In our traditional symptom-focused health care system, doctors usually want to know the answer to the question, “What is wrong with you?” New research is pointing to an intriguing and potentially revolutionary new diagnostic outlook that instead asks, “What has happened to you?”

This mindset draws from a number of studies that suggest our childhood experiences are significantly connected to our adult health. Specifically, “Adverse Childhood Experiences” such as abuse, trauma, neglect, or poverty, can lead to an unhealthier adulthood and shorter lifespans.

For example, studies have found links between obesity and sexual abuse, and between smoking and negative childhood experiences. The research has also indicated that adverse childhood experiences are “vastly more common than recognized or acknowledged.”

The natural question then becomes, how does our mental health fit in with our physical health? Should mental and physical health care be more integrated? And what do these findings say about addiction? Might some addicts be self-medicating to cope with conditions that stem from experiences they had decades earlier?

Many of these studies are in their infancy scientifically speaking, and correlation does not always mean causation. Yet we are beginning to reframe the classic question of whether nature or nurture is more influential in our lives. We are learning more about the human cognitive framework, how our genetics affect us and the interplay between our genetics and our experiences.

It turns out that we all come into this world with a genetic map of sorts, and through the course of our lives some “routes” get activated, while others don’t and fade out. Studies point to the environment playing a big role in determining which of our genetic potentialities are switched on and which aren’t.

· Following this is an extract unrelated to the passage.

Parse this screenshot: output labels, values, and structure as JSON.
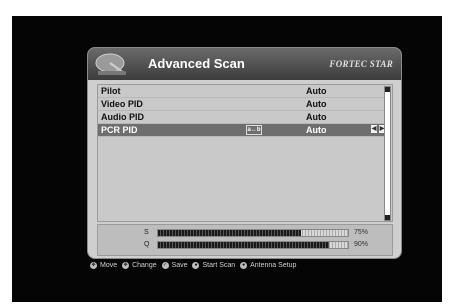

For instance, protective features in our environments such as nurturing and educated parents and stable, middle class incomes may elicit certain genetic code responses and shape our personalities and psyches in certain directions versus others. They might also switch off other possible traits such as persistent anxiety or extreme aggressiveness.

As the research around Adverse Childhood Experiences becomes more robust and conclusive, I hope that the question, “What has happened to you?” will be much more common among health care providers as we continue to integrate treatment for our physical and mental health.